Ahnungslos in verpesteten Räumen

■ Viele Plattenbau-Wohnungen der Ex-DDR sind mit krebserregendem Asbest verseucht/ Insgesamt wurden 500 Millionen Quadratmeter Asbestzementplatten verarbeitet: 30 Quadratmeter pro Kopf

Hamburg (dpa) — Ungezählte Fabrikgebäude, Büroetagen und Wohnhäuser in Ostdeutschland sind mit hochgradig krebserregendem Asbest verseucht.

In den rund zwei Millionen Plattenbau-Wohnungen in der ehemaligen DDR ist dieser giftige Faserzement offenbar in großem Umfang verbaut worden. Das geht aus unveröffentlichten Untersuchungen des Umweltbundesamtes hervor, über die auch das Nachrichtenmagazin 'Der Spiegel‘ in seiner neuesten Ausgabe berichtet.

Das Blatt zitiert außerdem Berichte des Magdeburger Hygiene-Instituts, wonach durch Alterungsprozesse asbesthaltige Spachtelmasse in den Plattenfugen freigesetzt wird und in die Wohnräume dringen kann.

In 60 Plattenbauten des Typs MLK (Metall Leichtbau Konstruktionen) in Sachsen-Anhalt seien, so berichtet 'Der Spiegel‘, ganze Trennwände und Fußböden aus schwachgebundenem Asbest gefertigt.

In über tausend Wohneinheiten in Berlin-Friedrichshain seien sogar Küchen und Bäder mit sogenannten Sokalit-Platten, die 15 Prozent des gesundheitsgefährdenden Dämm- und Feuerschutzmaterials enthalten, ausgekleidet. Asbest-Experten des Berliner Umweltbundesamtes hätten „noch keinen vollständigen Überblick“ über die Asbestbelastungen in Ostdeutschland, es würden aber „immer wieder neue Funde gemacht“.

Die Produktionsziffern der DDR- Asbestwerke, heißt es weiter, würden bis heute geheimgehalten. Mit jährlich 56.000 Tonnen Asbest habe der SED-Staat zuletzt ein Prozent der Weltproduktion des Faserstoffes verbraucht.

Während die Industrie in Westdeutschland 1989 pro Bürger durchschnittlich weniger als ein Kilo Asbest verwendete, belief sich der Verbrauch im Osten auf jährlich dreieinhalb Kilo. Insgesamt seien in der Ex- DDR 500 Millionen Quadratmeter Asbestzementplatten verarbeitet worden — durchschnittlich 30 Quadratmeter pro DDR-Bürger.

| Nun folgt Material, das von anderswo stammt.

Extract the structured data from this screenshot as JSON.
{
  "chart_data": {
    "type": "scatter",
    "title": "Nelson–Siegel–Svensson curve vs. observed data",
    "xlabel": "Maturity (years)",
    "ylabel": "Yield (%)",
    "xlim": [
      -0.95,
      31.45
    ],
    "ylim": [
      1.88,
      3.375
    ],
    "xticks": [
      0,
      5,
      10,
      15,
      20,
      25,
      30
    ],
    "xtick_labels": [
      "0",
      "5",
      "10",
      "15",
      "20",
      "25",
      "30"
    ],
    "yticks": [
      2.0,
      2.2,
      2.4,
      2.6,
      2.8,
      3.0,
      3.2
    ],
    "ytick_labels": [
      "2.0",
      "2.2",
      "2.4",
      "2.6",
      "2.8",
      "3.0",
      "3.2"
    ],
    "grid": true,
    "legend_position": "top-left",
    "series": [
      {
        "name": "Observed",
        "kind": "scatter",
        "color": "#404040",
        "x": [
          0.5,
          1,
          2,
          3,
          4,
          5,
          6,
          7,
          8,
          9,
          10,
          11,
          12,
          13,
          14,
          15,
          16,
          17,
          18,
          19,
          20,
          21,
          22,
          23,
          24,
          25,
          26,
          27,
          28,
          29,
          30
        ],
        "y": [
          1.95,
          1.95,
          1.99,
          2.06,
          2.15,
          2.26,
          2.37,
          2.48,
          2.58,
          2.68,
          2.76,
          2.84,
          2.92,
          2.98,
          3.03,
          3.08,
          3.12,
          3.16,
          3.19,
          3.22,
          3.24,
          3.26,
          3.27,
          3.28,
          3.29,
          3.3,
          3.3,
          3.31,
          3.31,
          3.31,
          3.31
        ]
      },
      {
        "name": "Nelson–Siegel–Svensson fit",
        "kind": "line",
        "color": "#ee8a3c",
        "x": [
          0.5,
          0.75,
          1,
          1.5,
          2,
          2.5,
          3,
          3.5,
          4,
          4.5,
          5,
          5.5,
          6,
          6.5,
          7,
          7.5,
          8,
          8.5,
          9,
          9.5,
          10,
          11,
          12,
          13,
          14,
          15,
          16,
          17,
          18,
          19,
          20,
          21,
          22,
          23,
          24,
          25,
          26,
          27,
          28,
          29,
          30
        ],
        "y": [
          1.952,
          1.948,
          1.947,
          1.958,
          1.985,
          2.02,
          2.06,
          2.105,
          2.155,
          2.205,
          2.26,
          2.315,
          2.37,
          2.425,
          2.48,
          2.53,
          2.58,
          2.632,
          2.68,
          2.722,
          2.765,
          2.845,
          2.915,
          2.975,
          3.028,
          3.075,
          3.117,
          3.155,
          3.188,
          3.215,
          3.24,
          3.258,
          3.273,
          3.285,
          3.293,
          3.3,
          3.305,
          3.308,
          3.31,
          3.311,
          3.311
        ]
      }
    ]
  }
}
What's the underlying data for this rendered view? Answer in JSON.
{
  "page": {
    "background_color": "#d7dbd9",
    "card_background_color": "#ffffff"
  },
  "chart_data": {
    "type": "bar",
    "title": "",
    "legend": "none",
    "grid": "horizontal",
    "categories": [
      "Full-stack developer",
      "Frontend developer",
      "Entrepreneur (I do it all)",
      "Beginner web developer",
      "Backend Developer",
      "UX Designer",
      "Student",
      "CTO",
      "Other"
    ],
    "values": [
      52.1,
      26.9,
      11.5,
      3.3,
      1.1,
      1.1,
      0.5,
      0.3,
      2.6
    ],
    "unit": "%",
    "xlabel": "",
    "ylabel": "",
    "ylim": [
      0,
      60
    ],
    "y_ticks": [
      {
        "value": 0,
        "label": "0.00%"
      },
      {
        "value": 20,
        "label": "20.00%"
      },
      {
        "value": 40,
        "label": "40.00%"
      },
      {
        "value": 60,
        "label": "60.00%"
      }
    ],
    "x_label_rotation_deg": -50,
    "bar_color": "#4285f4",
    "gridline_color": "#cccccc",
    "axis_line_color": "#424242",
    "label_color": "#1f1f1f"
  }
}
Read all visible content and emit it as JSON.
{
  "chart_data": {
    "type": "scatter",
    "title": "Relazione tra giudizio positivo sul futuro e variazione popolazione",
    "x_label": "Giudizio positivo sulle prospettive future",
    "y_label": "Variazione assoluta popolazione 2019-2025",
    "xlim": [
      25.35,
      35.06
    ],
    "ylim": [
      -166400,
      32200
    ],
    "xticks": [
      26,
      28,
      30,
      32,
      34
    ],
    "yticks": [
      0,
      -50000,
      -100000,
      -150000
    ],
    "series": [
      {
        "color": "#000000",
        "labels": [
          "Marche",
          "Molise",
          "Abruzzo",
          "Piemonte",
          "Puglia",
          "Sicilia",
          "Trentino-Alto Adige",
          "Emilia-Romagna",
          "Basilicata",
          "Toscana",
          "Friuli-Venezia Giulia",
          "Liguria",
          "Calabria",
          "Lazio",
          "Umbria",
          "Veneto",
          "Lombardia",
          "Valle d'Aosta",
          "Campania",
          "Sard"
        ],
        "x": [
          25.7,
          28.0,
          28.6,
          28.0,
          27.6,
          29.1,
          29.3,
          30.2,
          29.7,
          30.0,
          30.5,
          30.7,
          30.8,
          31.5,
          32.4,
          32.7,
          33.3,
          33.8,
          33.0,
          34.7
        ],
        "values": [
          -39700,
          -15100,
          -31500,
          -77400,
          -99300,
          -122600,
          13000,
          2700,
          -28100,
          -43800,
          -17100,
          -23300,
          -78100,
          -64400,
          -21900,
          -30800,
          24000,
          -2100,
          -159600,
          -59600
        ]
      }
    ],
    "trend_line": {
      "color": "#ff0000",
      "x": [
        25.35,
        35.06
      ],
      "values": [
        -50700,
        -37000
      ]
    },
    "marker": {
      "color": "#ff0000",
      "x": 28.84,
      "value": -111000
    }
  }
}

Im Westen ist die Verwendung von Asbest im Bau seit einem Jahr verboten. Von den Gesundheitsbehörden der DDR, so der 'Spiegel‘, sei bereits 1981 eine „Asbestvorschrift“ erlassen worden, worin eine Minimierung asbesthaltiger Stoffe gefordert wurde. Die Gefährlichkeit des feuerfesten Stoffes war durchaus bekannt.

Um der Gerechtigkeit Genüge zu tun, soll jedoch erwähnt werden, daß nicht nur die Bevölkerung des SED- Staates schutzlos den Giftstoffen ausgeliefert wurde. Nein, selbst hohe DDR-Funktionäre nahmen sehenden Auges in asbestverseuchten Gebäuden Platz, darunter auch die Volkskammerabgeordneten in Erich Honeckers nun vom Abriß bedrohtem „Palast der Republik“. Unter Aufhebung sämtlicher entsprechender Vorschriften wurde 1974 der „Palast der Republik“ in Ost-Berlin quasi aus Asbest gegossen. Im September 1990 mußte das verpestete Gebäude geschlossen werden.